By KSU Counseling Services Staff

It's never too early to start saving for retirement. So goes the conventional wisdom.

Starting Early

The usual reason for starting a retirement account as soon as possible is the "compound interest" over time, which essentially shows how the value of money grows over time as accumulated interest is re-invested with the rest of the principal. Over time, moneys invested in retirement funds grow exponentially. There are financial vehicles like individual retirement accounts (IRAs) and other types of accounts for retirement.

Earlier Retirement Age

The average age of retirement is 59, not the 70 or 80 that many people may imagine for themselves. Disabilities start affecting Americans disproportionately beginning aged 50 and older. MP Dunleavey of MSN Money notes: "Data from the Social Security Administration indicates that 63% of disability claims were filed by those 50 and over." Many may be forced to quit working well before the designated retirement age.

Even if you retire well into old age, the Social Security benefits are not projected to provide more than about a third or less of the pre-retirement wage income for workers.

Avoid Counting on Inheritance

Others are depending on the idea of inheritance. Various economists have suggested that such bequests may not be sizable, and only an estimated 1.6% of heirs are projected to get $100,000 or more. Inheritances are subject to taxation as well.
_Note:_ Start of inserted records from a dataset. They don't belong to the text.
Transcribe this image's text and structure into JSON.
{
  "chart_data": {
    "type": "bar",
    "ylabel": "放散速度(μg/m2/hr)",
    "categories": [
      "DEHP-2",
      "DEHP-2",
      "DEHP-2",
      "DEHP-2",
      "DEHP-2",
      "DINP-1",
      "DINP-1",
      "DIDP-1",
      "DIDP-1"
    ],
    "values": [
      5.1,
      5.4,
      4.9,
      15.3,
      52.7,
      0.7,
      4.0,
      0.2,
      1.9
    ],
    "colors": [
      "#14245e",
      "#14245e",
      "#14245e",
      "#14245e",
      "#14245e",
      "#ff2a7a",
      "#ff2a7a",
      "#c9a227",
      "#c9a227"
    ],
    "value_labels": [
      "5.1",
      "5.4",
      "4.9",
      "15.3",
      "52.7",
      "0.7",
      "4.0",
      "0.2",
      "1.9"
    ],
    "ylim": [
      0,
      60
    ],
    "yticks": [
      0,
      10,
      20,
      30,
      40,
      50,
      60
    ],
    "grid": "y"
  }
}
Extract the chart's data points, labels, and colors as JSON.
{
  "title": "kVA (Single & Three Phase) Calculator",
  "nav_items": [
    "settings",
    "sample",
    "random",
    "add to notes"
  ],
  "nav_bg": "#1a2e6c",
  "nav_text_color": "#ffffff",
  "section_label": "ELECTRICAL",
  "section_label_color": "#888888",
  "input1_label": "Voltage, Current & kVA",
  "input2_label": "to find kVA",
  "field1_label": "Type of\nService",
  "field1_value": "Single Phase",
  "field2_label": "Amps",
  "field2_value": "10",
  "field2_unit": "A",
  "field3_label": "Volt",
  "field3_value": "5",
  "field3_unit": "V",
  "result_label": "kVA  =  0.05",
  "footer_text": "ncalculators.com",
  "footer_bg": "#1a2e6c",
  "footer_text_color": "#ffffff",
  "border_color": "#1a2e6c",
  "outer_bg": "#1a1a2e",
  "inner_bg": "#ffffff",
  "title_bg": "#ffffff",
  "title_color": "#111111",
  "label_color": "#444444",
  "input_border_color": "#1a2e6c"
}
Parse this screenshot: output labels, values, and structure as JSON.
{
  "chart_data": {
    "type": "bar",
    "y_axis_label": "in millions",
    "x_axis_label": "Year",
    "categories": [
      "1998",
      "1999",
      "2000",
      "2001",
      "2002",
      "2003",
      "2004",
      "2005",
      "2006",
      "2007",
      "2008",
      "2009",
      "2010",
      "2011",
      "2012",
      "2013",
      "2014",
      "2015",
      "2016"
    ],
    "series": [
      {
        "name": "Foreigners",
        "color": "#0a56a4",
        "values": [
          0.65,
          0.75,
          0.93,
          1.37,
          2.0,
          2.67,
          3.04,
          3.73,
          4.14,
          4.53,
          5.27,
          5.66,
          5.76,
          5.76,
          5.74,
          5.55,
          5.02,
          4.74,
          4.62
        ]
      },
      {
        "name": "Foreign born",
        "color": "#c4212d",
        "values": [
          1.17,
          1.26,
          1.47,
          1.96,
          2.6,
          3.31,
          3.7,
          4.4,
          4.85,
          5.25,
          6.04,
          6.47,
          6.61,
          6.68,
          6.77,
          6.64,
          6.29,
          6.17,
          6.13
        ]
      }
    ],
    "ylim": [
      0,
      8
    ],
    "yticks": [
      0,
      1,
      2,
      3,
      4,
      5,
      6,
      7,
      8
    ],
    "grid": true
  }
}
Rarely are inheritances sufficient to finance retirement, much less an early one.

Retirement Fund Matches Available?

Matching retirement funds offered through employers should be fully funded. Currently, a majority of individuals do not take advantage of retirement matches because they do not want to save part of their earnings for retirement. A retirement match is part of a benefits package that a company offers and is worth a lot of money in the long run.

Protecting the Nest Egg

You need to protect your retirement account by not borrowing against it because that may involve high interest charges and fees paid to the federal government for taxes against withdrawals.